(May 25, 2018) Over the course of a remarkable career that
included graduating from the Air Force
Academy, obtaining three master's degrees, serving as flight physician
on the International Space Station for 141 days and practicing emergency medicine,
Kjell Lindgren, MD, developed a few guiding principles that he shared with 165
graduating medical students at the CU School of Medicine’s Hooding and Oath
Ceremony.
A 2002 graduate of the University of Colorado School of
Medicine, Lindgren told the class of 2018 that he compressed what he'd learned
into "three tools for your medical kit.
"The great thing is you already have these," Lindgren, the invited guest speaker said at the ceremony on the Boettcher
Commons on the Anschutz Medical Campus. "You just didn't know it
yet."
School of Medicine Dean John J. Reilly, Jr., MD, advised
graduates to prepare for a career geared toward continual learning because
medical knowledge is changing rapidly.
"This campus is a former Army base. Building 500 is the
former hospital, and in 1956 the president of the United States Dwight Eisenhower
had a heart attack, and he was admitted to this hospital. Treatment for a heart
attack at the time was six weeks of bed rest. The chance of President
Eisenhower dying while in the hospital was about 30 to 35 percent. Today under
that same scenario someone would probably be in the hospital for three days,
two days maybe. They would have their artery reopened … The in-hospital
mortality is one-tenth of when Eisenhower was president.”
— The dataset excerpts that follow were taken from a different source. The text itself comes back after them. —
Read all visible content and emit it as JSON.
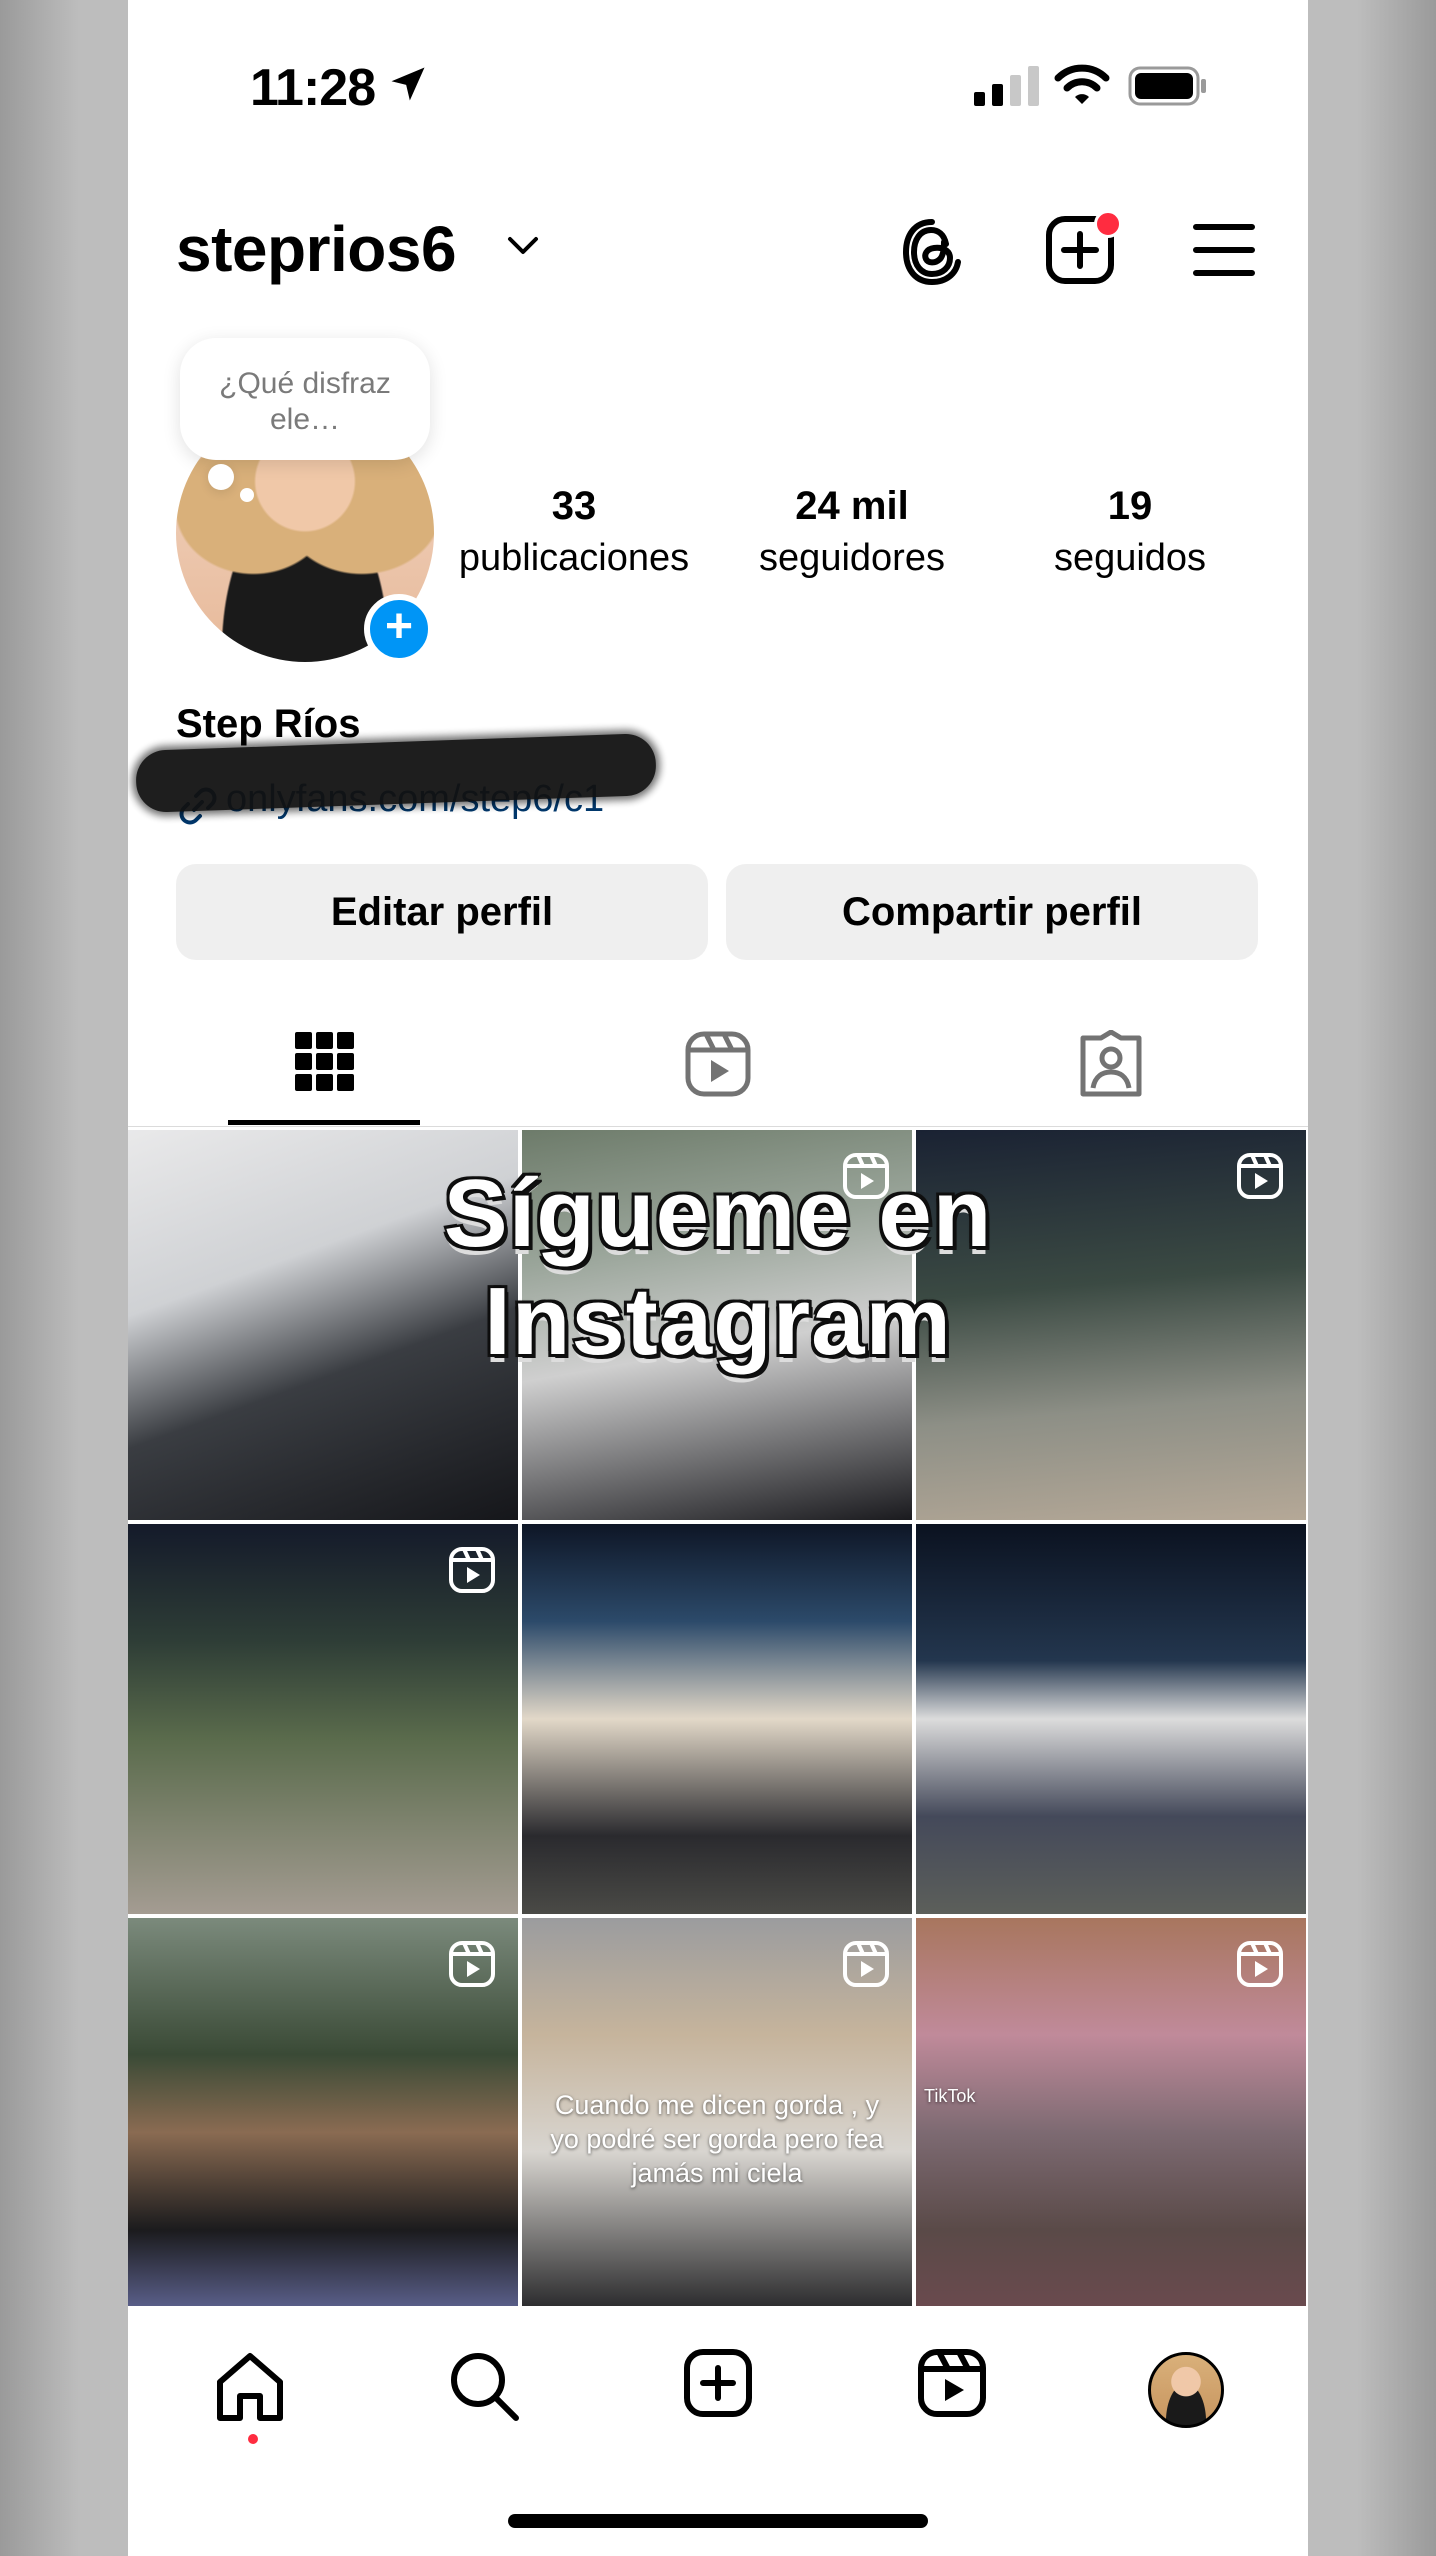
{
  "status_bar": {
    "time": "11:28"
  },
  "header": {
    "username": "steprios6"
  },
  "profile": {
    "note": "¿Qué disfraz ele…",
    "stats": [
      {
        "value": "33",
        "label": "publicaciones"
      },
      {
        "value": "24 mil",
        "label": "seguidores"
      },
      {
        "value": "19",
        "label": "seguidos"
      }
    ],
    "full_name": "Step Ríos",
    "link": "onlyfans.com/step6/c1"
  },
  "buttons": {
    "edit": "Editar perfil",
    "share": "Compartir perfil"
  },
  "overlay": {
    "line1": "Sígueme en",
    "line2": "Instagram"
  },
  "grid": {
    "posts": [
      {
        "reel": false
      },
      {
        "reel": true
      },
      {
        "reel": true
      },
      {
        "reel": true
      },
      {
        "reel": false
      },
      {
        "reel": false
      },
      {
        "reel": true
      },
      {
        "reel": true,
        "caption": "Cuando me dicen gorda , y yo podré ser gorda pero fea jamás mi ciela"
      },
      {
        "reel": true,
        "watermark": "TikTok"
      }
    ]
  },
  "colors": {
    "accent": "#0095f6",
    "link": "#00376b",
    "notification": "#ff2c40",
    "button_bg": "#efefef"
  },
  "icons": [
    "location-arrow-icon",
    "signal-icon",
    "wifi-icon",
    "battery-icon",
    "chevron-down-icon",
    "threads-icon",
    "new-post-icon",
    "menu-icon",
    "link-icon",
    "grid-icon",
    "reels-icon",
    "tagged-icon",
    "home-icon",
    "search-icon",
    "create-icon",
    "profile-avatar-icon"
  ]
}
Another example of the evolution of medicine can be seen in
the premature birth of a son to President John Kennedy and his wife Jacqueline.
"He was potentially the most powerful man in the world
and a member of one of richest families in America. They had a son born at 34
weeks and that child died and
was buried at Arlington National Cemetery. I am happy to say I have twin
grandchildren born at 31 weeks, three and a half years ago, and, I'm totally
objective about this, but they are perfect.
"My message to our graduates is, though this is a
terminal degree, it is not the end of your life as a student. You will have to
re-learn medicine and medical science several times over the course of your
career."
Associate Dean of Student Life Brian Dwinnell, MD, FACP,
noted that the graduating class impressed him with their compassion with
patients and with each other.
"I can say with all sincerity that I can only dream
that I was as service-oriented at the start of my career."
Class speaker Richard Froude, an author of three novels with
a fourth about to be released, spoke eloquently of the shared experiences
through medical school, from meeting each other during matriculation through
the struggle of the clinical years.
"We were there at the hardest times, missing the ones
we love most, realizing that maybe the relationship we brought to medical
school would not last .... We were there in cold stairwells crying into our
hands because the man with bright eyes we had taken care these last weeks was
gone and there was nothing, nothing at all, that anyone could have
done."
Personalities changed through those years.
"Because we were here together, because we did these
things we put our faith in each other, we trusted each other with our lives ...
we have earned each other's trust. We go forth to do no harm, to meet our
patients where they are, to witness lives as they begin and as they end, to
diagnose the disease that will reshape lives."